We may process the following personal data:
Personal data necessary for identification and communication
surname and first names
date of birth
personal identity code
gender
address
telephone number
email address
occupation
other necessary contact details
Other personal data
information relating to the treatment of the client
next of kin details (if applicable)
credit information
information about the client’s partner and/or marital status (if applicable)
content generated by the data subject (e.g. feedback, preferences, satisfaction data)
services used with payment details
information about professionals involved
prohibitions, restrictions, consent and other choices
necessary information related to identification and verification tools
We usually collect personal data directly from the data subject. Personal data may also be collected through the use of services, communications, transactions, website visits, newsletters, surveys or other interactions.
We may also receive personal data from third parties such as identification, verification or credit information service providers, public authorities, healthcare providers (with consent), and partners.
Technical and usage data may be collected using cookies and similar technologies. Non-essential cookies are only used with consent.
We do not engage in automated decision-making or profiling that would have legal or similar effects on data subjects in accordance with Article 22 of the GDPR.
We retain personal data only for as long as necessary for the purposes described in this privacy policy or as required by law.
After the retention period, personal data will be deleted or anonymised if permitted by law.
Further information on retention practices is available upon request.
Personal data may be processed by service providers such as IT, hosting, marketing, accounting or financial service providers.
Personal data may also be disclosed:
for invoicing and debt collection
to partners jointly providing services
in business reorganisations, mergers or acquisitions
to authorities or courts where required by law
for donor compensation payments
Where another controller receives personal data, their privacy policy applies.

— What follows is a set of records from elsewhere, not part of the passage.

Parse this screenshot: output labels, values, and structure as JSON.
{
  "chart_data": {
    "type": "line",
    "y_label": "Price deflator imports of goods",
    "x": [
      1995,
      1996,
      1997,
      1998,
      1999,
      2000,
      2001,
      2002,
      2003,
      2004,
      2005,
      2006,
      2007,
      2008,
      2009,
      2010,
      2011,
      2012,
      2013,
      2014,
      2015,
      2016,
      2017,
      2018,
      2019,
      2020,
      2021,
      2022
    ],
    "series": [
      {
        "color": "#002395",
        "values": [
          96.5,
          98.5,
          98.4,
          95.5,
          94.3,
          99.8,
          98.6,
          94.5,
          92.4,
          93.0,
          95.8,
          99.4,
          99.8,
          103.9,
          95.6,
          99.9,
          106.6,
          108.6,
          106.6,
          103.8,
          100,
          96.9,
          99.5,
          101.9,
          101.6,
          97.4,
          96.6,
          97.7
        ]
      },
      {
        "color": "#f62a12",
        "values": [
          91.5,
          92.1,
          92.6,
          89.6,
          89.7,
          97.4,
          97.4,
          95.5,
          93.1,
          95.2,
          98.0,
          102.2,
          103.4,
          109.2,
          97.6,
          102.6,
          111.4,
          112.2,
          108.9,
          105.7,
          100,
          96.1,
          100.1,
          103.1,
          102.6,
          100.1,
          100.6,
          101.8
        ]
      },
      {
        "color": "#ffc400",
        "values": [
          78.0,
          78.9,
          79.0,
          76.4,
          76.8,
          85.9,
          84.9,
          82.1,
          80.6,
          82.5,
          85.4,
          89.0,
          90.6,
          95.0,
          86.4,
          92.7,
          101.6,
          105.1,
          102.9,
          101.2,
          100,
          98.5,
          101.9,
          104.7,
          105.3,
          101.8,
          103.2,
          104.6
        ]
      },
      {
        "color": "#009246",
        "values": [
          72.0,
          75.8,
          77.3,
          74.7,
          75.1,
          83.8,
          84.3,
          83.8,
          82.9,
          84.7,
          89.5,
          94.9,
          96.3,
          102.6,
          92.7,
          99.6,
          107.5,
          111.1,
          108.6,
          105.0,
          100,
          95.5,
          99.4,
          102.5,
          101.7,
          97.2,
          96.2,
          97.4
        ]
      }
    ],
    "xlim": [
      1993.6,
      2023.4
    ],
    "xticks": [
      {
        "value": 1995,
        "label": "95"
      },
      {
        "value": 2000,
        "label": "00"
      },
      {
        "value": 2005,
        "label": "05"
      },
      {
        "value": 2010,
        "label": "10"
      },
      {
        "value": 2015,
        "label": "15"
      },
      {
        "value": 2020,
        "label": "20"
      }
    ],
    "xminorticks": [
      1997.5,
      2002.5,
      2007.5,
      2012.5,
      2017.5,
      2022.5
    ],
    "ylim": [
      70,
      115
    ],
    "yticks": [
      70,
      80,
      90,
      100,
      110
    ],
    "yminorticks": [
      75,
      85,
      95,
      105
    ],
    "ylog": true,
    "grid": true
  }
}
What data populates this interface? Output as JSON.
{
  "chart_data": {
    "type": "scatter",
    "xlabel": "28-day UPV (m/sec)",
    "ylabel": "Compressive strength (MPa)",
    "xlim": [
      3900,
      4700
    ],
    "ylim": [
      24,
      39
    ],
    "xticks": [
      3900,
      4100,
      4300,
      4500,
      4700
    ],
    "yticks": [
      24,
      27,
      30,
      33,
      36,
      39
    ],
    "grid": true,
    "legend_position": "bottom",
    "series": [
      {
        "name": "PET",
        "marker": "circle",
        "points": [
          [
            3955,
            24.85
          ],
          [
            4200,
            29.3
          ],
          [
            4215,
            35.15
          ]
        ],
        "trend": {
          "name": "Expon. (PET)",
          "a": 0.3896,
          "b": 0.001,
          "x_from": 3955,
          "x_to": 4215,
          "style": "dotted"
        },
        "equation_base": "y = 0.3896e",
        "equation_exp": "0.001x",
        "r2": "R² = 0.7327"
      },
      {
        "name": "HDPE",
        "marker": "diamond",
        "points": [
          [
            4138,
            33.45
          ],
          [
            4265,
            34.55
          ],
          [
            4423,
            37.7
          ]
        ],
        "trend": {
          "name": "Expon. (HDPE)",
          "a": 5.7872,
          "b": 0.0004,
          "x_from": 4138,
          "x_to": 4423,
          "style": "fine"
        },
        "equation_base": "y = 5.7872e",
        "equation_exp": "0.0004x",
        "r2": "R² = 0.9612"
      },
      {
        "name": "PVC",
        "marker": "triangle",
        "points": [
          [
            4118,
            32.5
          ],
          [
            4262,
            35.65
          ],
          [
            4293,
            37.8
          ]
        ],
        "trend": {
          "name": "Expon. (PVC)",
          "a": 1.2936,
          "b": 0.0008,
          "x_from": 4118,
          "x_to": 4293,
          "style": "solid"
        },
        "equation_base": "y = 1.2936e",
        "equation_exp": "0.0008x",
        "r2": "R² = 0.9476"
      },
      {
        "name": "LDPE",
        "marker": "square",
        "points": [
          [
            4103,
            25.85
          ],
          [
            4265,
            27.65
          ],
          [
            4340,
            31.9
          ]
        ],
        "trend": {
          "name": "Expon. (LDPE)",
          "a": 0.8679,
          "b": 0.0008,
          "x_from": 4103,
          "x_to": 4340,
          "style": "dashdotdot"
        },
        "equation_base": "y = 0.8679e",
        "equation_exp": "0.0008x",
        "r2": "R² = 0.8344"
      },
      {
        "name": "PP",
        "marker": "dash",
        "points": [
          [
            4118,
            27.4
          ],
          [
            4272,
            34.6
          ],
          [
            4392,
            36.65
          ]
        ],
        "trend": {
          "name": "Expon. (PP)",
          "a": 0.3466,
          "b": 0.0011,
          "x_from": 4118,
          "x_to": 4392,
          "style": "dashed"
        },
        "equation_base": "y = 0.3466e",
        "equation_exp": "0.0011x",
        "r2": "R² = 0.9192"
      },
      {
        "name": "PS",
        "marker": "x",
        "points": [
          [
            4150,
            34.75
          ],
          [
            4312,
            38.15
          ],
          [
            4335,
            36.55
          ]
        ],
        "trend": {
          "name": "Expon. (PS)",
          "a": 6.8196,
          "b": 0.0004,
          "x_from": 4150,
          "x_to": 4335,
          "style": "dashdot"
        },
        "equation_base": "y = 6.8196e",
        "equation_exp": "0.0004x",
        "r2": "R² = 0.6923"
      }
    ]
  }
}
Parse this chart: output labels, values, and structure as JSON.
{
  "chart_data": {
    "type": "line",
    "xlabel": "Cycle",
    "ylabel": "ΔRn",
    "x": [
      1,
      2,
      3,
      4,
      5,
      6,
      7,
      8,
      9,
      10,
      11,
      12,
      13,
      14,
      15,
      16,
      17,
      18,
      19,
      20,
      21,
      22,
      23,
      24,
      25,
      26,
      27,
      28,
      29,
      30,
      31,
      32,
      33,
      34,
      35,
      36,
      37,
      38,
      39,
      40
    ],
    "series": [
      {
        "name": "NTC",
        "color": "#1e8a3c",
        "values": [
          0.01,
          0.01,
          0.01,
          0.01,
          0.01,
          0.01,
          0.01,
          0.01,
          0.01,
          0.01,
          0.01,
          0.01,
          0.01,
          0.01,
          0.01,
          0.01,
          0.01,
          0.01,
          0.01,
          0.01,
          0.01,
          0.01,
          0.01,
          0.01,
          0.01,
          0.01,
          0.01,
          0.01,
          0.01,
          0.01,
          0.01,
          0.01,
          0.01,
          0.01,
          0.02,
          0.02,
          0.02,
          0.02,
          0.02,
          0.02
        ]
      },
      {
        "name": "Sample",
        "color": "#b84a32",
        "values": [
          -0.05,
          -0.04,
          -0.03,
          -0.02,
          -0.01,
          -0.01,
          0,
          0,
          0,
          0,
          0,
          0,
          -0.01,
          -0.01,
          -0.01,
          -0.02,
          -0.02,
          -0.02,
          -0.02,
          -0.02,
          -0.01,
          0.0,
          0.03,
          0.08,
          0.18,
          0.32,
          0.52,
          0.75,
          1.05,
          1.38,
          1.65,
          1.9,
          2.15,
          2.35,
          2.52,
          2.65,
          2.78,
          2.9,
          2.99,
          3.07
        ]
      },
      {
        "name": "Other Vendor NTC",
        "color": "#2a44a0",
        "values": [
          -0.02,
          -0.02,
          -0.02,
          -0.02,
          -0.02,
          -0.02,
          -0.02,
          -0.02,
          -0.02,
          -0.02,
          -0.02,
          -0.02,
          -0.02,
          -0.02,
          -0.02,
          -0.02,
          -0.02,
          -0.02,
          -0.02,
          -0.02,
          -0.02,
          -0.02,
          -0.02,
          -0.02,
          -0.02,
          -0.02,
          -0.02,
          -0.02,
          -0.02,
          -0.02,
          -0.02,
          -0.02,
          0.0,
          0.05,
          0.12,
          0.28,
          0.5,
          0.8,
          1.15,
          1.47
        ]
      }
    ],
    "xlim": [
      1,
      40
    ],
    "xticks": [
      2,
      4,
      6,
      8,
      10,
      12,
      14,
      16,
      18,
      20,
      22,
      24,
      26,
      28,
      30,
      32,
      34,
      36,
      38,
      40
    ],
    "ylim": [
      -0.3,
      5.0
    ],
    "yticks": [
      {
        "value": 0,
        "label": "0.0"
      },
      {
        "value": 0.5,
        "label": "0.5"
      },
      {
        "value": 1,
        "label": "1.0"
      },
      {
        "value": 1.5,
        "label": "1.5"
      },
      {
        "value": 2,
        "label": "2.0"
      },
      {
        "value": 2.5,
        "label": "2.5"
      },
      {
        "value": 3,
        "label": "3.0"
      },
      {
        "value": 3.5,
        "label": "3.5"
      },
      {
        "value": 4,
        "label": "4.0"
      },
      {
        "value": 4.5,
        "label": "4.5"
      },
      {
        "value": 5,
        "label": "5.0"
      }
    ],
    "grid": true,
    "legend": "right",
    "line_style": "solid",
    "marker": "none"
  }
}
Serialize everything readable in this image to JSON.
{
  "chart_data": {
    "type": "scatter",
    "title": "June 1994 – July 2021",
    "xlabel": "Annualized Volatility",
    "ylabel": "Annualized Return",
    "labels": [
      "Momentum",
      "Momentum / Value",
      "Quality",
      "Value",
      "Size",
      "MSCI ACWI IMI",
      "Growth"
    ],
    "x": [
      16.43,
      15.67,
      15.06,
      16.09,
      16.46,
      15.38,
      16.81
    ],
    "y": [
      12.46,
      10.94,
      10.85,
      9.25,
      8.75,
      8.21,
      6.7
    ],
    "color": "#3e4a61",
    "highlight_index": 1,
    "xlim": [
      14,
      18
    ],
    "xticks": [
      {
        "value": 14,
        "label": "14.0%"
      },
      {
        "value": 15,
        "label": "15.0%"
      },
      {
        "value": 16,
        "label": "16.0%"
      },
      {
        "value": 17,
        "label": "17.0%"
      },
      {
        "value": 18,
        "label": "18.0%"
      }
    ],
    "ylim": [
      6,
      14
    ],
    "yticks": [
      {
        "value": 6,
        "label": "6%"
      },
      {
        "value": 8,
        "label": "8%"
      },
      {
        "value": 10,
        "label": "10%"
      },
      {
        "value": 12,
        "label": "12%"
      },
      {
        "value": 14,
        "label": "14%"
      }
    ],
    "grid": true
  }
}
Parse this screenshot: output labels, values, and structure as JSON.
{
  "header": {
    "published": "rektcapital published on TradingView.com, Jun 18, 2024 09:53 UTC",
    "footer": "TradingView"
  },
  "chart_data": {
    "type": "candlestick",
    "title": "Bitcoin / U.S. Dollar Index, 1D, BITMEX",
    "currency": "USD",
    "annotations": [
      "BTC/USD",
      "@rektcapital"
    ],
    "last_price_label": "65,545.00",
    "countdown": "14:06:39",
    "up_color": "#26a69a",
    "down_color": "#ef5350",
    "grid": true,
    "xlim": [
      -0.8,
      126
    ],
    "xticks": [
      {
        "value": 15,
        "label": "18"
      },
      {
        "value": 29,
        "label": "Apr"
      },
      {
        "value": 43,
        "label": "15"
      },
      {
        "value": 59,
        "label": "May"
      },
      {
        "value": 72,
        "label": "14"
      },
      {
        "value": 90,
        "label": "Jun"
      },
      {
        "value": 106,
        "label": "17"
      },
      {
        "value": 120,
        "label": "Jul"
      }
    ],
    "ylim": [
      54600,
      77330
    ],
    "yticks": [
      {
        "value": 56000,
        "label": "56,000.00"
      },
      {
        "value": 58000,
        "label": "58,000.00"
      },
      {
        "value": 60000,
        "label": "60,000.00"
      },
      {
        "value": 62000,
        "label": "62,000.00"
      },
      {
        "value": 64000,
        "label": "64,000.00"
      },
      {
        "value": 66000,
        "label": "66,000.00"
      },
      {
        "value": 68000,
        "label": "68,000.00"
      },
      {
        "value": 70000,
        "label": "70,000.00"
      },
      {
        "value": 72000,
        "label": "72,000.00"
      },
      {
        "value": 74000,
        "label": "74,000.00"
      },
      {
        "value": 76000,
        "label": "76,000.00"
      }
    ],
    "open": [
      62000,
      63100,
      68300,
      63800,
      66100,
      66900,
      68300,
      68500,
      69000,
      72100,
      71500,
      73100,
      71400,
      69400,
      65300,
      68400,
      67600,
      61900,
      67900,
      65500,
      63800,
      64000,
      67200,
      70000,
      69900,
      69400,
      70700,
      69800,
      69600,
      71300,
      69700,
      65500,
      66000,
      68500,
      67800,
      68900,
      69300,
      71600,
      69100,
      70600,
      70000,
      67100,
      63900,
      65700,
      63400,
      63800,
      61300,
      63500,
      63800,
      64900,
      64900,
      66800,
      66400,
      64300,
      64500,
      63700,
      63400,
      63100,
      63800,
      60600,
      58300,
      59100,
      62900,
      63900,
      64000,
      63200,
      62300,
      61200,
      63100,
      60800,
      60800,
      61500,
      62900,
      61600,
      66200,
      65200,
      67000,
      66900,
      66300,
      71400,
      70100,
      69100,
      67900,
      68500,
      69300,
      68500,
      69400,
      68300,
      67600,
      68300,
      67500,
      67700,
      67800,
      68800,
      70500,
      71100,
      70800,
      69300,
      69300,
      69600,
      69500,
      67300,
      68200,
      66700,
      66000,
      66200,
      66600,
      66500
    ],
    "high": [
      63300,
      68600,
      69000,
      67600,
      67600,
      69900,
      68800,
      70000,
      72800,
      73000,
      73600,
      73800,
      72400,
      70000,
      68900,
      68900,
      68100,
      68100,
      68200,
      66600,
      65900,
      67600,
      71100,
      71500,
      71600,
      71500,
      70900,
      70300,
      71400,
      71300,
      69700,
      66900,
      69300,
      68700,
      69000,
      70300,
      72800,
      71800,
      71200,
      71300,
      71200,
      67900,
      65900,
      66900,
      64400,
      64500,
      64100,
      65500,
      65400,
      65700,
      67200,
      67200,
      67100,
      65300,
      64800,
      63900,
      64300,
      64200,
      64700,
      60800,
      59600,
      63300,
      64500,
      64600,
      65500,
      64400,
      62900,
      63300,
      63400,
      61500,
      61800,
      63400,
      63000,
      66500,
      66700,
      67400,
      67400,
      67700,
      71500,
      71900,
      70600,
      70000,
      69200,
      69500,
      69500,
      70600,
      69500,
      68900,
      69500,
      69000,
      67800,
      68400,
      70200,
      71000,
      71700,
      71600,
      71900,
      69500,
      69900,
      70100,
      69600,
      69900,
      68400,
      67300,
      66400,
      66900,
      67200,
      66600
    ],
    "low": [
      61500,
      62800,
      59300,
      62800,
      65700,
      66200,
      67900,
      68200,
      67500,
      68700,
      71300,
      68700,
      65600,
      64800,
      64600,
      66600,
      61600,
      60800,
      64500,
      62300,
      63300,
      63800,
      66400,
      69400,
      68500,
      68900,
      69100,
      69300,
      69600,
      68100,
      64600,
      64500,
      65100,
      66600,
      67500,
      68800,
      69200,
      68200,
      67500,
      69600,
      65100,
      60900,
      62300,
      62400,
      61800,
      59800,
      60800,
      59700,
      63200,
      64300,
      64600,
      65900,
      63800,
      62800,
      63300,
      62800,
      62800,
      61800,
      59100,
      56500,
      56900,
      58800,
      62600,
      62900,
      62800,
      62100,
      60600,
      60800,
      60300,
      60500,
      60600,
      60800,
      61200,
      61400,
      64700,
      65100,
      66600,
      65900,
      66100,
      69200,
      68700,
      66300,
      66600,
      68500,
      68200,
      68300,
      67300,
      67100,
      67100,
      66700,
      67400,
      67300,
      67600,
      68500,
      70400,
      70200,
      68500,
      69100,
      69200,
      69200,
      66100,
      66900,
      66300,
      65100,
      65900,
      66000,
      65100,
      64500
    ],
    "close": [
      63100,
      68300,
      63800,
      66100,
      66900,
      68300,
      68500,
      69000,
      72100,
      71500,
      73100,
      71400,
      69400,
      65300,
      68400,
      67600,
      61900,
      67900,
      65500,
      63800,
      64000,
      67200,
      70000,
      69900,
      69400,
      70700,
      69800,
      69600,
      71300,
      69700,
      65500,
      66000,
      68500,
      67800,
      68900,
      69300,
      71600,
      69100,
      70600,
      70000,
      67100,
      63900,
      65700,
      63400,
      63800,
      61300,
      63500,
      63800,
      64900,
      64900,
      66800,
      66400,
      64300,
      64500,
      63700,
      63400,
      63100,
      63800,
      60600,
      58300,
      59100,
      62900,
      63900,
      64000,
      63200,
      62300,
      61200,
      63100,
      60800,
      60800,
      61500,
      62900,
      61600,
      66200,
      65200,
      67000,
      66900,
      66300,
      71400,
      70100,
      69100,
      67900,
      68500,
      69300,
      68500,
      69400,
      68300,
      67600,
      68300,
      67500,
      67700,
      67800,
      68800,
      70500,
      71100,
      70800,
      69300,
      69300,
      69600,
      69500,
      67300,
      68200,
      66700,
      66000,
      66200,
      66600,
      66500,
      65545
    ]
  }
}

Personal data is primarily stored within the EU/EEA. Where transfers outside the EU/EEA occur, appropriate safeguards such as standard contractual clauses or adequacy decisions are used.
Further details are available upon request.
We use appropriate technical and organisational measures to protect personal data. Access is restricted to authorised personnel, and all staff are bound by confidentiality obligations.
Data subjects have the following rights under data protection legislation:
right of access
right to rectification
right to erasure (excluding patient data)
right to restriction of processing
right to data portability
right to object to processing
right to withdraw consent
Requests can be sent by letter or email using the contact details above. Identity may be verified before processing the request. Requests are handled within one month.
Data subjects may lodge a complaint with the Finnish Data Protection Authority if they believe their personal data has been processed unlawfully.
Contact details are available here.
This privacy policy may be updated from time to time. The latest version is always available on our website.
This privacy policy was published on 9 January 2024.